Enfin, l’application de la divinité était la dernière, mais non la moindre. C’était une capacité qui avait produit des effets très différents des deux précédents, et pourtant, je m’étais trouvé incapable de décrire exactement ce qu’elle avait fait. Même la plupart des individus qui pouvaient canaliser la divinité, généralement les prêtres et autres, avaient du mal à expliquer comment leur propre application de la divinité fonctionnait.

De plus, les épéistes capables d’infuser leurs armes avec la divinité étaient incroyablement rares. Communément appelés paladins, ils étaient souvent chargés d’être le visage public de l’Église ou d’autres organisations religieuses, et n’interagissaient pas très souvent avec les membres de la plèbe. Il était tout à fait naturel que les particularités de la canalisation de la divinité par l’épée restent quelque peu inconnues, ou au mieux, peut-être mystérieuses.

Malgré tout, je suppose que l’acte éprouvé de simplement infuser sa lame avec la divinité avait fonctionné — et c’était tout ce que je pouvais faire.
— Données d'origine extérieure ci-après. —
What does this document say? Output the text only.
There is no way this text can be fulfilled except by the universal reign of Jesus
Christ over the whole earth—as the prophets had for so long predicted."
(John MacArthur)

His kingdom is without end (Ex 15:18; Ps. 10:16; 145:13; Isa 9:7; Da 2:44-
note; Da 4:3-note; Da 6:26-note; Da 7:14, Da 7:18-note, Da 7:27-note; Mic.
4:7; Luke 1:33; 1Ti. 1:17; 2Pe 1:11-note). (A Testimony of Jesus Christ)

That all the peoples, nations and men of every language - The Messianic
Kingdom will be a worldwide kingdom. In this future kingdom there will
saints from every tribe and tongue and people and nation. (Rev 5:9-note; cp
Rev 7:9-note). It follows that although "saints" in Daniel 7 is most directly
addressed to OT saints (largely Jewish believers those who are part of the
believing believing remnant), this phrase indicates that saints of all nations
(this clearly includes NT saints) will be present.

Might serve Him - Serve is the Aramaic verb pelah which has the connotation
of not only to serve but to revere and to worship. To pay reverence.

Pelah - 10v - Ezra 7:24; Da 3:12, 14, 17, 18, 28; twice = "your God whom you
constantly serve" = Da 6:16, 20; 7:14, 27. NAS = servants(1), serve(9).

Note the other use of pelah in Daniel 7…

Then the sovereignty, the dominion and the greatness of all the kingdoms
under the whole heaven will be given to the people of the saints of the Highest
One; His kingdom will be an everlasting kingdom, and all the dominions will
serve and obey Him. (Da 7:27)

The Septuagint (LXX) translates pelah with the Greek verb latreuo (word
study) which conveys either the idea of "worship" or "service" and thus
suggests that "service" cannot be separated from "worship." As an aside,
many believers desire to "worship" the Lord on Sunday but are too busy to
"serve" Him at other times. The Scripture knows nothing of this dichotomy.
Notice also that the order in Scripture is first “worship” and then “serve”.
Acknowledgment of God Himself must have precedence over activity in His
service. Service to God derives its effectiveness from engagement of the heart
On disait que la divinité était une sorte de pouvoir d’un autre monde provenant des dieux, ou d’autres esprits inférieurs. Par conséquent, les praticiens savaient instinctivement comment utiliser leurs capacités, même en l’absence de théories ou de méthodologies établies. Il y avait encore d’anciennes institutions dédiées à la recherche de ces techniques et compétences, mais c’était un savoir que je ne possédais pas et que je n’avais pas les moyens d’acquérir.
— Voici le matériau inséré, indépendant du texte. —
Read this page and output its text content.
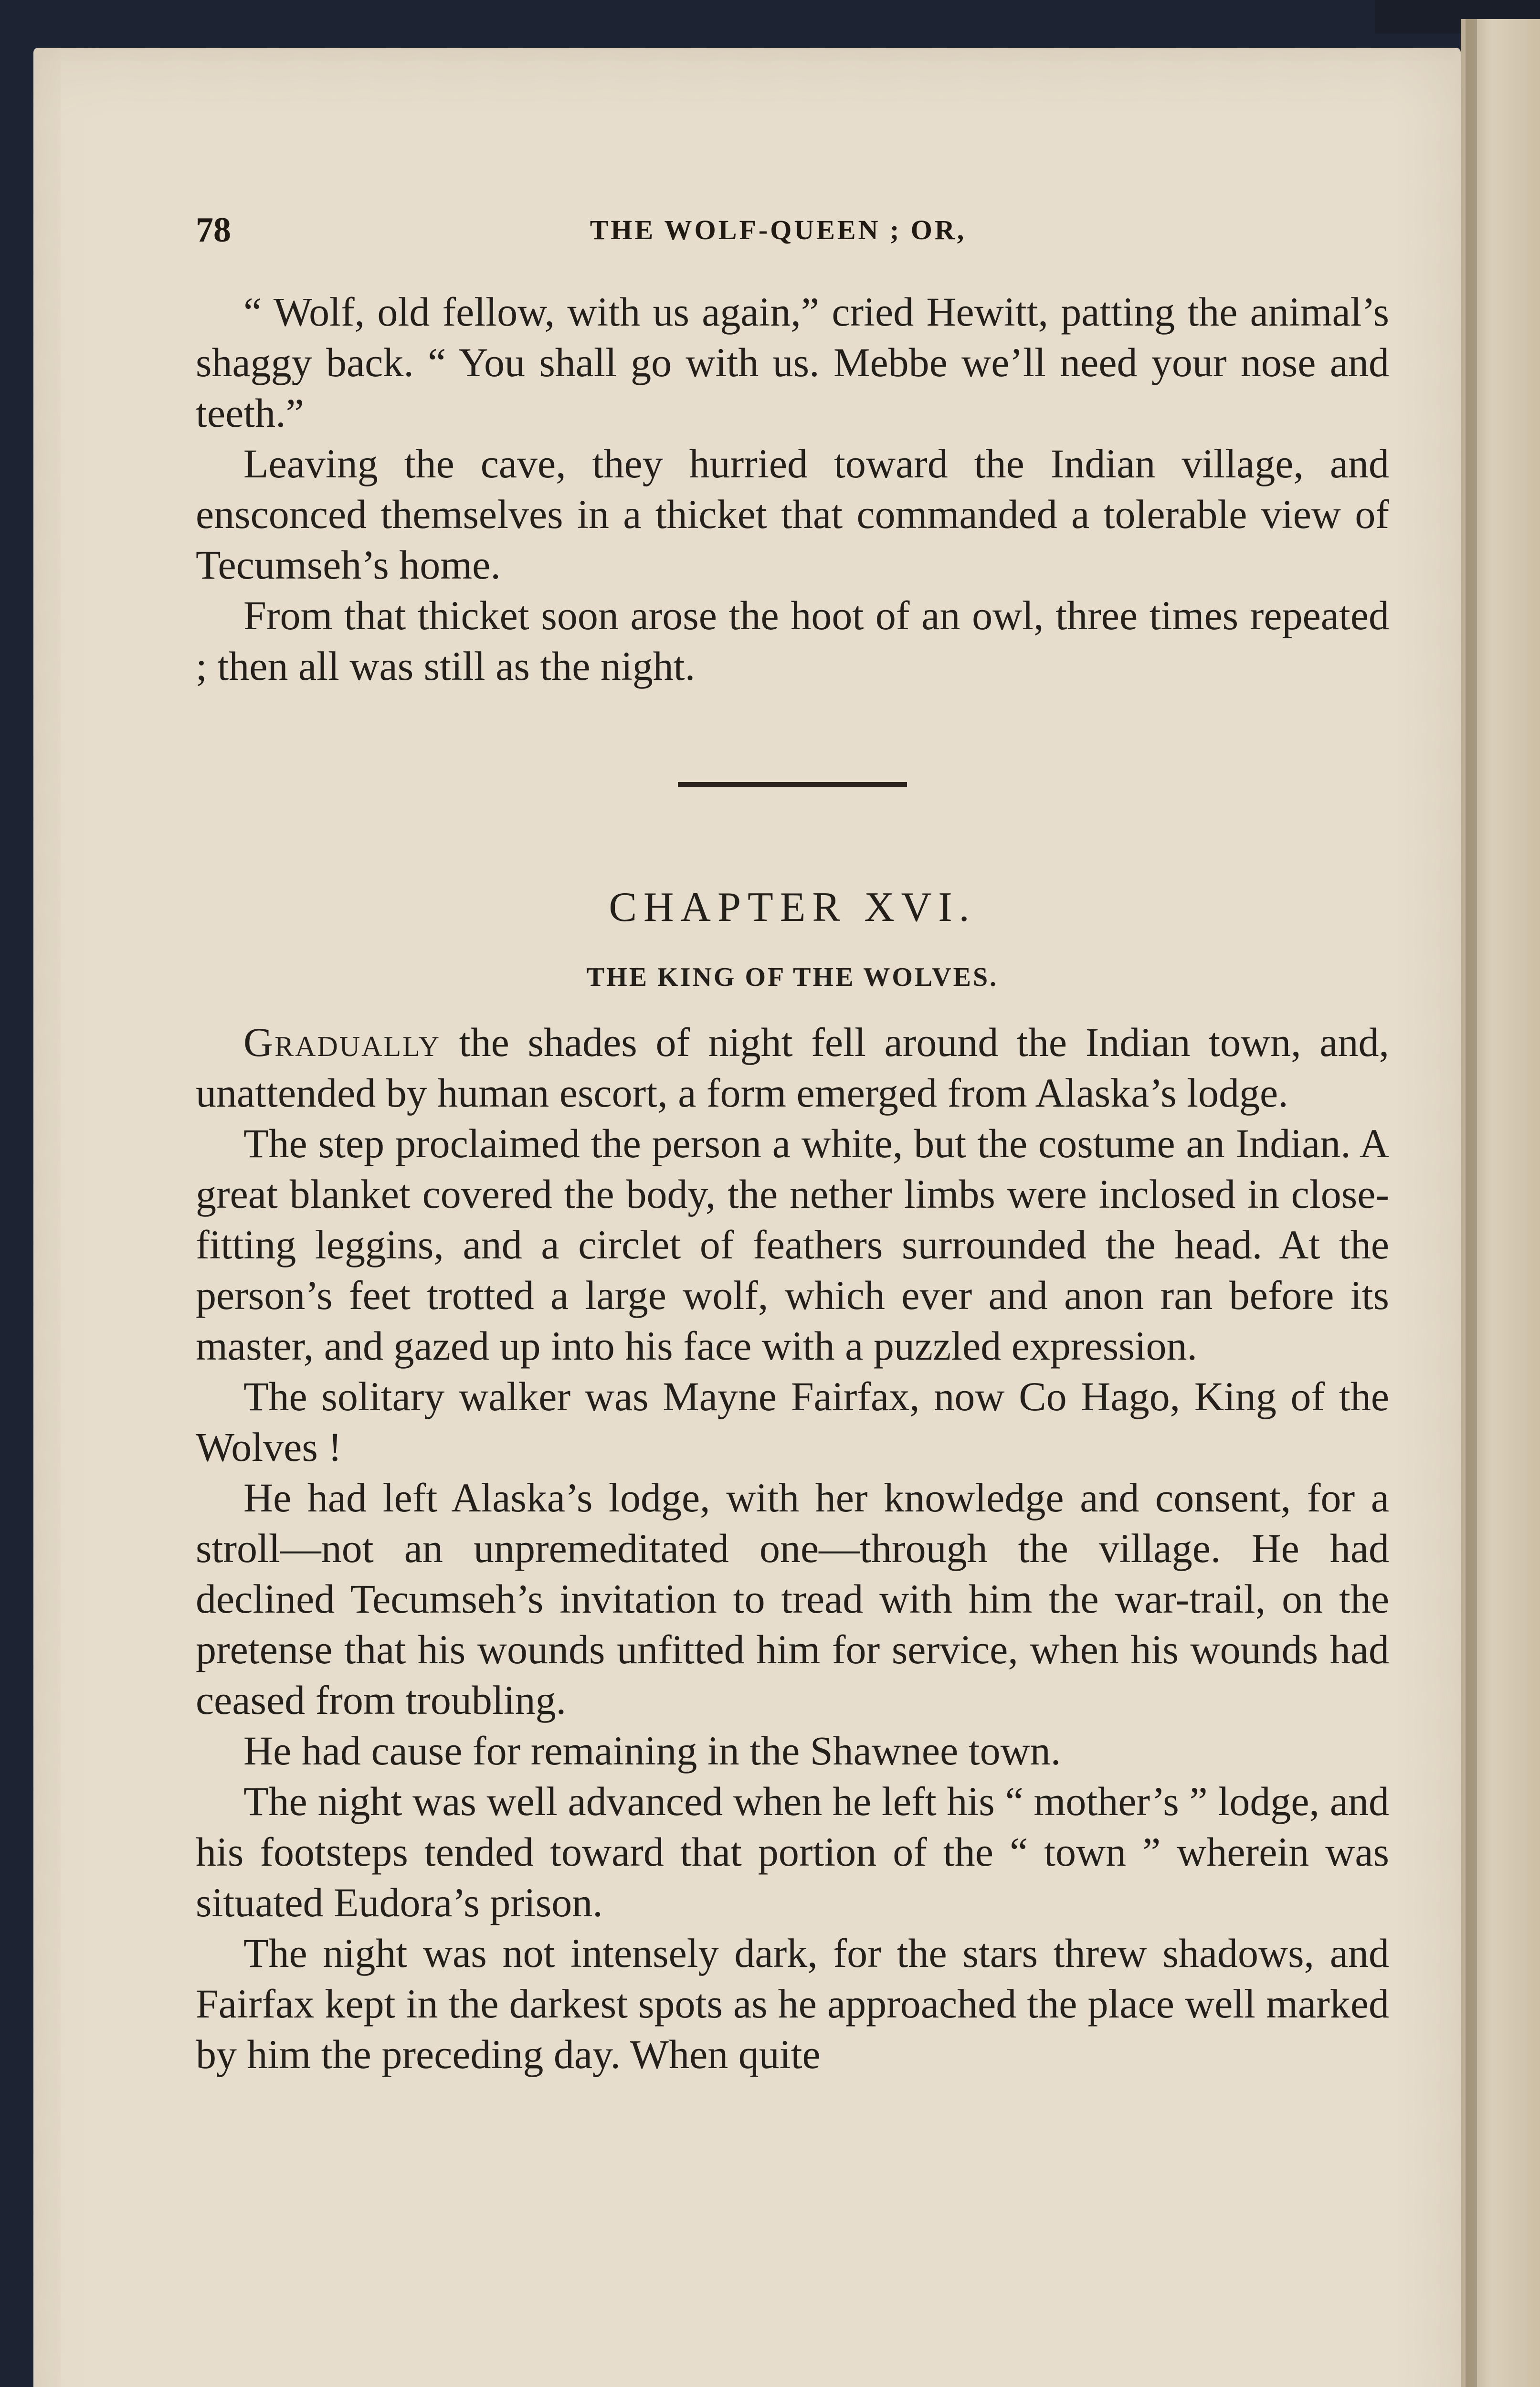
78	THE WOLF-QUEEN ; OR,

“ Wolf, old fellow, with us again,” cried Hewitt, patting the animal’s shaggy back. “ You shall go with us. Mebbe we’ll need your nose and teeth.”

Leaving the cave, they hurried toward the Indian village, and ensconced themselves in a thicket that commanded a tolerable view of Tecumseh’s home.

From that thicket soon arose the hoot of an owl, three times repeated ; then all was still as the night.

CHAPTER XVI.
THE KING OF THE WOLVES.

Gradually the shades of night fell around the Indian town, and, unattended by human escort, a form emerged from Alaska’s lodge.

The step proclaimed the person a white, but the costume an Indian. A great blanket covered the body, the nether limbs were inclosed in close-fitting leggins, and a circlet of feathers surrounded the head. At the person’s feet trotted a large wolf, which ever and anon ran before its master, and gazed up into his face with a puzzled expression.

The solitary walker was Mayne Fairfax, now Co Hago, King of the Wolves !

He had left Alaska’s lodge, with her knowledge and consent, for a stroll—not an unpremeditated one—through the village. He had declined Tecumseh’s invitation to tread with him the war-trail, on the pretense that his wounds unfitted him for service, when his wounds had ceased from troubling.

He had cause for remaining in the Shawnee town.

The night was well advanced when he left his “ mother’s ” lodge, and his footsteps tended toward that portion of the “ town ” wherein was situated Eudora’s prison.

The night was not intensely dark, for the stars threw shadows, and Fairfax kept in the darkest spots as he approached the place well marked by him the preceding day. When quite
Quoi qu’il en soit, cela avait simplifié les tests. Sans plus attendre, j’avais canalisé ma divinité dans l’arme. La première chose à considérer lorsque l’on canalisait la divinité était de savoir si l’arme pouvait encaisser la tension d’un tel exploit, car la divinité avait le pouvoir de nettoyer et de ramener un objet à sa forme originale.

Cependant, cela signifiait que les armes forgées avec l’alchimie et d’autres moyens magiques seraient rapidement détruites par la nature même de la divinité, retournant de force à ses matériaux de base où elles deviendraient finalement quelques morceaux de minerai. Pour éviter qu’une telle chose ne se produise, on avait besoin des services d’un forgeron compétent. Cependant, la plupart des forgerons étaient incapables de forger des armes qui pourraient résister à la canalisation et l’utilisation de la divinité.

Clope, en revanche, était un forgeron de premier ordre. Mon arme ne présentait aucune irrégularité alors que la divinité passait à travers elle, et sa lame était enveloppée d’une douce lueur chatoyante.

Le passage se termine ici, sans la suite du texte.